Optó por separarse y caminar hasta la puerta de la torre principal. El rey, con la cabeza inclinada, la siguió. Tampoco supo cómo reaccionar. Con una medio sonrisa en sus labios, decidió mantenerse a la expectativa.
Se sentaron uno frente a otro, solos en la gran sala. Se miraron, sin hablar, durante varios minutos. Serios, manteniendo la compostura, como reyes que eran. El rey anfitrión se levantó, rodeó la mesa y se colocó detrás de la reina. La tomó por los hombros y le dijo: ¿A qué estamos jugando ahora?
Ella se relajó un poco, se levantó muy despacio y se volvió hacia él. No quería pero no pudo contenerse. Se abrazó al rey y se unieron en un largo beso, recordando tiempos no muy lejanos todavía.
Se separaron después de hacer el amor, como siempre hacían cada vez que se encontraban.
– Seamos serios – dijo él. – Nuestros ejércitos esperan.
Muy a regañadientes, la reina arregló sus ropajes y volvió a sentarse en su silla. El rey hizo lo mismo pero esta vez se sentó a su lado.
– ¿Por qué estamos en guerra? – preguntó ella.
– Es difícil precisarlo aunque tú, amada mía, bien deberías saberlo.
Volvieron a mirarse. En realidad, pensaron, poco importaban los motivos. Lo importante era que la guerra había sido declarada y los ejércitos de ambos bandos estaban preparados y dispuestos a cumplir con su obligación.
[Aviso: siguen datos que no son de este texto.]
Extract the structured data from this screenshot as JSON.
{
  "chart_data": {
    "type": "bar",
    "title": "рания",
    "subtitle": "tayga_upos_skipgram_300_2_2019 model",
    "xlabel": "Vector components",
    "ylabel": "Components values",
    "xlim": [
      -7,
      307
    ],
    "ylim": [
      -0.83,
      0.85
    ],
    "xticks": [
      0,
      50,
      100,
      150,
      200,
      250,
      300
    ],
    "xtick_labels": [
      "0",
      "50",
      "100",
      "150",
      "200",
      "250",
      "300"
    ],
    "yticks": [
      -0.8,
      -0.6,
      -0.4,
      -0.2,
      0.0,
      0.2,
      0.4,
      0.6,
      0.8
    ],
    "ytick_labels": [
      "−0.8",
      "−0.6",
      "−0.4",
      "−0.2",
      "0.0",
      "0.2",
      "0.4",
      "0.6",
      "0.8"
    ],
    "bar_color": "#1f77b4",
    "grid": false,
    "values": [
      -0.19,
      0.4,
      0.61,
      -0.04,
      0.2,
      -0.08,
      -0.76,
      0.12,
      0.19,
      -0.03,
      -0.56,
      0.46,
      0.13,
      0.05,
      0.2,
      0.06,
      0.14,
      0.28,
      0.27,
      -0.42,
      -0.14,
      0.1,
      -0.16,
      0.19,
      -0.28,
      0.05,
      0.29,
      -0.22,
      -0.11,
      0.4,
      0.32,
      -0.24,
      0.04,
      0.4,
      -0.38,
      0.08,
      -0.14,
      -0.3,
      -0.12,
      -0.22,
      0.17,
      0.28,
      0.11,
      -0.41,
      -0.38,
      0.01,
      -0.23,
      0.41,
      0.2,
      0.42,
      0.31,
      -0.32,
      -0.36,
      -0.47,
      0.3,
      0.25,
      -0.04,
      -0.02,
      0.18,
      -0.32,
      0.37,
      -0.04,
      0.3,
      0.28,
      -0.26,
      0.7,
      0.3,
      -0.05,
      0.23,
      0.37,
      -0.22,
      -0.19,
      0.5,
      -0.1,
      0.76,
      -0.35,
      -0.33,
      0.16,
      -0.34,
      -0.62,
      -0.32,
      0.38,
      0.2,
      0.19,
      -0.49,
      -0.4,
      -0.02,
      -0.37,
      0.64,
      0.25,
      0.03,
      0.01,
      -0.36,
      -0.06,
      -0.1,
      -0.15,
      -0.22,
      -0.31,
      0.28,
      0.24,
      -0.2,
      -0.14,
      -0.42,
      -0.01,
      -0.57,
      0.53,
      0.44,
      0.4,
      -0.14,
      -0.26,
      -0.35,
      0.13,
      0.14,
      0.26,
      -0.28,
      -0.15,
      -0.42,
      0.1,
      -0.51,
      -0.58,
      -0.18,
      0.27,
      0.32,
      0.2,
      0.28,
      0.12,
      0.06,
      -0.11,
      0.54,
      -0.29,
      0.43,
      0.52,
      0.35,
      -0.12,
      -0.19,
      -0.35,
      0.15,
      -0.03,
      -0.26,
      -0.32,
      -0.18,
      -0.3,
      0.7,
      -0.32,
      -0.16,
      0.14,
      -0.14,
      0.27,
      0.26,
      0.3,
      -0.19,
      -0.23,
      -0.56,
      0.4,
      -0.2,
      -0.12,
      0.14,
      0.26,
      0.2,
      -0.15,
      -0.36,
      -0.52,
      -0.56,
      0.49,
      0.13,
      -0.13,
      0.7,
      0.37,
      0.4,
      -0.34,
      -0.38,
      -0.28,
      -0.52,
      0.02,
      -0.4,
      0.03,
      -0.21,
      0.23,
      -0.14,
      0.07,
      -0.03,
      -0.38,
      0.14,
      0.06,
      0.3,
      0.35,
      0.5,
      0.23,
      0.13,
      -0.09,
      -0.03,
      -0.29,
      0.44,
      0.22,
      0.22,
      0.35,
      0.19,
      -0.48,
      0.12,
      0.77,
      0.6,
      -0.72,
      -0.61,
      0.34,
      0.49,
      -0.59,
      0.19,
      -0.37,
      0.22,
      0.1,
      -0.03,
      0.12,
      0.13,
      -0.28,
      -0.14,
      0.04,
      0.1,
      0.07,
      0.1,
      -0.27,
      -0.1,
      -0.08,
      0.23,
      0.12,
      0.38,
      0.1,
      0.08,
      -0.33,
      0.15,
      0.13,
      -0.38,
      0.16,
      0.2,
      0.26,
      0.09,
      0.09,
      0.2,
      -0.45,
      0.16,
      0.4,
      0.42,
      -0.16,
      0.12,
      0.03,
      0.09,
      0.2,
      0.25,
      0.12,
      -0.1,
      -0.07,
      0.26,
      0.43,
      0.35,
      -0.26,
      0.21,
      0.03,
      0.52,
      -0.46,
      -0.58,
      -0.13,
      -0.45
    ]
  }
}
La reina y el rey disfrutaron de un banquete a base de faisanes y codornices y hablaron de sus correrías de niños, siempre juntos, de sus aventuras de adolescentes, casi siempre juntos también, de sus buenos ratos en la cama, demasiado juntos, y de sus amoríos y desventuras cuando no estaban tan juntos. Cada uno había visitado reinos lejanos y había tenido otros encuentros. “No tan felices” reconoció la reina. Los encuentros siguieron cuando ambos ya reinaban en sus respectivos y vecinos países y siempre acababan en el mismo sitio.
Por seguir la tradición, después de comer, se fueron al dormitorio y durmieron y folgaron hasta que el sol se estaba retirando. Hablaron poco de la guerra.
La reina salió contenta del castillo. Los últimos rayos del sol refulgían en su corona. Iba erguida, tal como había llegado, montada en su caballo de crines blancas. Atravesó las filas de los guerreros de a pie y de los caballeros enemigos. Todos se apartaban y se inclinaban admirando la belleza de la reina. Iba feliz y una ligera sonrisa se escapaba de su boca mientras saludaba con un gesto de su cabeza a algunos generales conocidos.
El sol se ocultaba ya cuando atravesó la frontera. Su ejército la saludó con vítores y aplausos. Reunió a sus generales y les dijo:
– La guerra se aplaza por ahora. Mañana seguiremos con las conversaciones.